Mon, Apr 23, 2018 - Page 6 News List

Stephen M. Young On Taiwan: A 21st Century Office Building for a 21st Century Relationship

News reports indicate the American Institute in Taiwan (AIT) will formally inaugurate its New Office Building (NOB) on June 12. As the unofficial “godfather” of this project, I want to share some personal reflections on the long and winding road this project has taken over the past two decades.

I worked as a junior officer in AIT from 1981-82, in the then already decrepit building on Hsin Yi Road. Built in the 1950s for the MAAG (Military Army Advisory Group), it was hastily converted into the offices of AIT in early 1979, following evacuation of the US Embassy in Taipei after the break in diplomatic relations in December 1978. The embassy staff, headed by former Deputy Chief of Mission Bill Brown, initially met in his residence on Yangmingshan, while determining next steps. As US military officials were departing the island, the decision was made to convert the space into the new unofficial mission’s headquarters.

When I first worked on Hsin Yi Road there were roughly 55 American employees, and the place already felt crowded. When I returned in the late 1990s to serve as AIT’s Deputy Director, we had 100 Americans and perhaps 300-plus local employees. The building, despite some window dressing, was run down and overcrowded. Our Commercial and Public Affairs Sections, as well as the Agricultural Section — enjoying their own home office funding — had found separate accommodations in other locations around Taipei. Yet the building was still too small for our purposes.

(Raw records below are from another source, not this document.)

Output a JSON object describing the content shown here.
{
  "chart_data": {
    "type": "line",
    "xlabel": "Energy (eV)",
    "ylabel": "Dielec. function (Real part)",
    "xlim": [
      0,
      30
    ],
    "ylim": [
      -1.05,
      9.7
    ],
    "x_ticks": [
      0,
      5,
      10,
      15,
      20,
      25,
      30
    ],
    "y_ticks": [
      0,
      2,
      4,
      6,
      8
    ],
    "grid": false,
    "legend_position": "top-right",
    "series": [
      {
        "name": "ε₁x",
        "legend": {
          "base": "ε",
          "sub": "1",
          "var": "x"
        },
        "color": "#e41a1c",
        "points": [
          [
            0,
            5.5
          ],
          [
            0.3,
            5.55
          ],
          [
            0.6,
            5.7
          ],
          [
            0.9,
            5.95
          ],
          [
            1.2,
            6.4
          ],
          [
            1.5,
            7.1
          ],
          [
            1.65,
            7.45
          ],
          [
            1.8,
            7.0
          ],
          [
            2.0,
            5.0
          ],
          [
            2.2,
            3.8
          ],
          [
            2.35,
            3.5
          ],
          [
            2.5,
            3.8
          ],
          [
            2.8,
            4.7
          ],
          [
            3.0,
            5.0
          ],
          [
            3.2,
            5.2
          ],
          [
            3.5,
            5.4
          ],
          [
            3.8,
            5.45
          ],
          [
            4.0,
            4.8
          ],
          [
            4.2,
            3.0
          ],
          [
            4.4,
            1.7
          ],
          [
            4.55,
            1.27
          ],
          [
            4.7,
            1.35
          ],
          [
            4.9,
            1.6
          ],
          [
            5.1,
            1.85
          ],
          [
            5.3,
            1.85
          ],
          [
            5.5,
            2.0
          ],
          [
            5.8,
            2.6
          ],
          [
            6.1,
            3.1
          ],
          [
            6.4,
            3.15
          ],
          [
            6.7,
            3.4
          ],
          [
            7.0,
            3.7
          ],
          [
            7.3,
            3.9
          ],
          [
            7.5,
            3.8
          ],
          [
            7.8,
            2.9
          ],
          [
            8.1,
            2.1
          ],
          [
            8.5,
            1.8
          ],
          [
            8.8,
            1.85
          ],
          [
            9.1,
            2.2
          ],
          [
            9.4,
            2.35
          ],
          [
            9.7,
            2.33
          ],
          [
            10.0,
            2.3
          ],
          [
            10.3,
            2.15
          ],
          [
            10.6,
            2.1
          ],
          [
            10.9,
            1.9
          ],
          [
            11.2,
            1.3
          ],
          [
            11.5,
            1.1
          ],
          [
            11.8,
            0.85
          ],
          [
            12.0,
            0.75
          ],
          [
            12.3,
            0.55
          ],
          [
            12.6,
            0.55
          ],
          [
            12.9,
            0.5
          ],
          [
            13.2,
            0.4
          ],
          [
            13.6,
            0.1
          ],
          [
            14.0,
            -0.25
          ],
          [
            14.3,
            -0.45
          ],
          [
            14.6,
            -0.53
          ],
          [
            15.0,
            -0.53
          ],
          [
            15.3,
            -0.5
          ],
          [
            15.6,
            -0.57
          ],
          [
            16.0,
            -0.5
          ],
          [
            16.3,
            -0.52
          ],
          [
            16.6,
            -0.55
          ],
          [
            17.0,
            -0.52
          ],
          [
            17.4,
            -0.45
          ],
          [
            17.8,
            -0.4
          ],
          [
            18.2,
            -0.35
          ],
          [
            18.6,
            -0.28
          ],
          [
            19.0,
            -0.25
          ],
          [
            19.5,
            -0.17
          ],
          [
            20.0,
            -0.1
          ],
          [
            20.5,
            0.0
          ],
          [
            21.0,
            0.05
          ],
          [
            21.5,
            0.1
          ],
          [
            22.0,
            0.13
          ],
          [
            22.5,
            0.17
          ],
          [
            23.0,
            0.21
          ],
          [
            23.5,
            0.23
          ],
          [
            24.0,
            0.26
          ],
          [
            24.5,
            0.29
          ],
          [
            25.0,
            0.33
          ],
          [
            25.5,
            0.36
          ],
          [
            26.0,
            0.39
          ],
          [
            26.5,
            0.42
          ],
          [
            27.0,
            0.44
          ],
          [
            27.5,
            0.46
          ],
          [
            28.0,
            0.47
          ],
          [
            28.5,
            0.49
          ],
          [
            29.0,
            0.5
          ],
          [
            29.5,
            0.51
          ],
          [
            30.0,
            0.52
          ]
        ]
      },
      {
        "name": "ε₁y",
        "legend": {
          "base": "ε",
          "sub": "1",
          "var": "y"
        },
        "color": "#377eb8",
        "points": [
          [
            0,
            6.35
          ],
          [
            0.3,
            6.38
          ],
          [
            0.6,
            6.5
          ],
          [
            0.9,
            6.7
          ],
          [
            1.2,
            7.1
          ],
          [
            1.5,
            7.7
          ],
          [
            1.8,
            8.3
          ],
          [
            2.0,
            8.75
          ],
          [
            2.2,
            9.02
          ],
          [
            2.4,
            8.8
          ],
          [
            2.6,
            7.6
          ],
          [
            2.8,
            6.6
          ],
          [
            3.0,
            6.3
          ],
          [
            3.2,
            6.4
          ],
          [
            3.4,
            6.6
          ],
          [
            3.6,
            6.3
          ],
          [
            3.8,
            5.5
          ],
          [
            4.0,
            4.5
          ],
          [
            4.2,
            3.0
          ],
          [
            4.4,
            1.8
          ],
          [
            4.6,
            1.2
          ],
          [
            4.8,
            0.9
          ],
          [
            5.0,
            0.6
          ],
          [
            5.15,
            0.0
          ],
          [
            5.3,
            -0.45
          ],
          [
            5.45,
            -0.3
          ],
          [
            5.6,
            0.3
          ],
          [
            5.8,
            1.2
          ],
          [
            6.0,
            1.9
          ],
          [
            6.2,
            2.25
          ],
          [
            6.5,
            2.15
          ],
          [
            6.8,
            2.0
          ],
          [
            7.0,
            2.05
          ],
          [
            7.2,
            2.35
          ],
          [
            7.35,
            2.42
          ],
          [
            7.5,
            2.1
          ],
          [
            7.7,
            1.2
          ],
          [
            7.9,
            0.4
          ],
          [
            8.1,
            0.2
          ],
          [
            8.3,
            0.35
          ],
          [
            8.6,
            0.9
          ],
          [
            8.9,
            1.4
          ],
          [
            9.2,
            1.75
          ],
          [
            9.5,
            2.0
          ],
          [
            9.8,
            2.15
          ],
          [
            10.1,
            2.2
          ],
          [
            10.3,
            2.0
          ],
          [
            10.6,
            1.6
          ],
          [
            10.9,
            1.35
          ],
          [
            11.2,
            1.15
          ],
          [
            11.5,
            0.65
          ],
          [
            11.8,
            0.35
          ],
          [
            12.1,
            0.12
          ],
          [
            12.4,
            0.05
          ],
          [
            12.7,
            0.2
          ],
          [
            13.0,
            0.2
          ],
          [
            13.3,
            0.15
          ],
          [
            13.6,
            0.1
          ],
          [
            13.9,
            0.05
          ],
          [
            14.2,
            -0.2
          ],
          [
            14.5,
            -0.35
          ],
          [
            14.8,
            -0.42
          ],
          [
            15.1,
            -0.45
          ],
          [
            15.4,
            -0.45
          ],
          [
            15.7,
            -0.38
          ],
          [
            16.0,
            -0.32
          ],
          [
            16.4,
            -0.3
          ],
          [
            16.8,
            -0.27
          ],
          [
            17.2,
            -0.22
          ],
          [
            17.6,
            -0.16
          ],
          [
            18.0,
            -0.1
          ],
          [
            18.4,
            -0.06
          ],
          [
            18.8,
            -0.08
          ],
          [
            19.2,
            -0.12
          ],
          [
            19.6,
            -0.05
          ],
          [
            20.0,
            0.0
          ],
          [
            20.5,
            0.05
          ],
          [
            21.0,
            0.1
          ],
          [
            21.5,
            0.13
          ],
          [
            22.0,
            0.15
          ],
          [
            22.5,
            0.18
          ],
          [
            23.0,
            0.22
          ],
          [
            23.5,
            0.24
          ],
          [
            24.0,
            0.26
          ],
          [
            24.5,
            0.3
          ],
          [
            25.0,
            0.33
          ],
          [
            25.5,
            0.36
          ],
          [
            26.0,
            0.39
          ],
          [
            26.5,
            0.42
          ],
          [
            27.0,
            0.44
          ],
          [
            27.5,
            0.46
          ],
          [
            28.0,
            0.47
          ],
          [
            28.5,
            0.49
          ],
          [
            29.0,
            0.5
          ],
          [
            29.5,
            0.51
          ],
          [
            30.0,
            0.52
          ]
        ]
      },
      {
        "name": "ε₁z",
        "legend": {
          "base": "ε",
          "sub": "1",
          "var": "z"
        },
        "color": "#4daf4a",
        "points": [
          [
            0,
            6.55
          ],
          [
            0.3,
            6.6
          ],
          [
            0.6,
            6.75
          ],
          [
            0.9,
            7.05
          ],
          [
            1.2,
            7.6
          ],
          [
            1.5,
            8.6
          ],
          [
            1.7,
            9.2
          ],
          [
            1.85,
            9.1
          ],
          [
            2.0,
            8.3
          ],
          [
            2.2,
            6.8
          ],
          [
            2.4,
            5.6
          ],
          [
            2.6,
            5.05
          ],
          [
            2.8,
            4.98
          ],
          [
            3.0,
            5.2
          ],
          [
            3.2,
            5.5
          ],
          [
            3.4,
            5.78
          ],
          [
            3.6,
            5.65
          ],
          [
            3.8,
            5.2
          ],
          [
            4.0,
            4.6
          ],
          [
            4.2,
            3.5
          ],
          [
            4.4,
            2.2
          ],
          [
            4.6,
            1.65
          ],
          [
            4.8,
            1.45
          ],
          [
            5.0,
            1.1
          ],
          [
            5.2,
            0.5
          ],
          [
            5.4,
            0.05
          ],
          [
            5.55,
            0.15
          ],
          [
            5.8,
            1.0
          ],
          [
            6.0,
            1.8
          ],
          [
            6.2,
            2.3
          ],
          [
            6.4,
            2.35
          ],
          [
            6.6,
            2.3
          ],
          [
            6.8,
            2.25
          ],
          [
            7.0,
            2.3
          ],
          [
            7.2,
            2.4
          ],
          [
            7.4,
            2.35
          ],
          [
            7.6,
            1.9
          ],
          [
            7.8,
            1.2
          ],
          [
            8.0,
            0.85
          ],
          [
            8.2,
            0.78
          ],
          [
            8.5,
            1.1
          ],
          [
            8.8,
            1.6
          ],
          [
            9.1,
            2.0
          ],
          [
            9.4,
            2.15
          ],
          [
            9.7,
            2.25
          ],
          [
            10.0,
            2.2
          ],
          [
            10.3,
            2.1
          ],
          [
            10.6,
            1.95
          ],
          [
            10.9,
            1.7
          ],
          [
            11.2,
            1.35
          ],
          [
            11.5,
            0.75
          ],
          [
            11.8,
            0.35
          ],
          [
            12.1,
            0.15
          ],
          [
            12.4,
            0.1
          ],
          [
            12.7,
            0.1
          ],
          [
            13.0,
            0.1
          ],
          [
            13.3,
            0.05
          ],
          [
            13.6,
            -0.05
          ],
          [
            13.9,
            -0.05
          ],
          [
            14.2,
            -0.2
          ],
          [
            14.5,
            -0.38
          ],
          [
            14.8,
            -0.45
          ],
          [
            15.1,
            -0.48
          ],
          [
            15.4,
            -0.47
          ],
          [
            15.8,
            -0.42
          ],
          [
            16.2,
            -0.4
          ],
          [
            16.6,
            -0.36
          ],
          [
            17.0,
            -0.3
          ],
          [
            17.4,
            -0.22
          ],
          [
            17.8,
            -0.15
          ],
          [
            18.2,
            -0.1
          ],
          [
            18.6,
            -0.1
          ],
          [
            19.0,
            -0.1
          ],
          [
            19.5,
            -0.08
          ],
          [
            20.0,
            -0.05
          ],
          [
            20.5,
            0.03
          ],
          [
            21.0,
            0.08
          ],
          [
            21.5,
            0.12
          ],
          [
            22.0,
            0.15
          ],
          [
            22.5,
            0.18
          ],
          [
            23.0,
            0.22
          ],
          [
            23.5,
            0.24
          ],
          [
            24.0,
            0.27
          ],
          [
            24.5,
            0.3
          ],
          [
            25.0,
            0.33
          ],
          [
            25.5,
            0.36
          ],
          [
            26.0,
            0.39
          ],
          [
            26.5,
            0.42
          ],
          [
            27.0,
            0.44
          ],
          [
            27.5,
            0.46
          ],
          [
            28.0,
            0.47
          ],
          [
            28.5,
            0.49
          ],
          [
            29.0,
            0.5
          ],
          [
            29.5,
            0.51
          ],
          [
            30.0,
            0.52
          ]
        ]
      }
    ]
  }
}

My boss, then Director Darryl Johnson, early on assigned me the task of scouting out a new site for our AIT building. The old one was too small, in disrepair, and the land it was located on was in high demand from several Taiwan Government entities who advanced longstanding claims to the site.

I worked with friends in Ministry of Foreign Affairs, the President’s Office, the Premier’s Office and the Taipei Mayor’s Office. We looked at the old TAS site in Tien Mu, but it was too small and was flood-prone. I visited potential sites in the Taipei suburbs, but they didn’t fit the bill: either too small, too expensive or too far from the city center, where most of our clients lived. Eventually, I was told there was an old driving school in suburban Neihu that might be available.

I went out to check it out personally. It seemed a bit far from town, and I was concerned about the impact on our loyal local employees in adjusting to a site so far from the Hsin Yi location they were so used to. I then learned that a new line of the Taipei Metro was planned running out to Neihu, which would ease the commute for both employees and visa applicants from the city. I also explored the possibility of expanding the site to place a new Director’s residence nearby. Finally, I wanted to make sure we had space for our advanced Chinese Language School, which would be relocating from its site up on bucolic Yangmingshan. All of this checked out, though I would have preferred that the language school — like the Marines — have a separate building from the main office on the five acre lot.

At the same time, I was working with senior administrative people in the State Department on financing the new project. Then Assistant Secretary for Administration Pat Kennedy told me this should be an easy project to fund, because some of the money for it could come from the visa fees collected by AIT. This was money gathering interest in a bank account because it could not be deposited in the US Treasury, given AIT’s peculiar status as a non-government entity.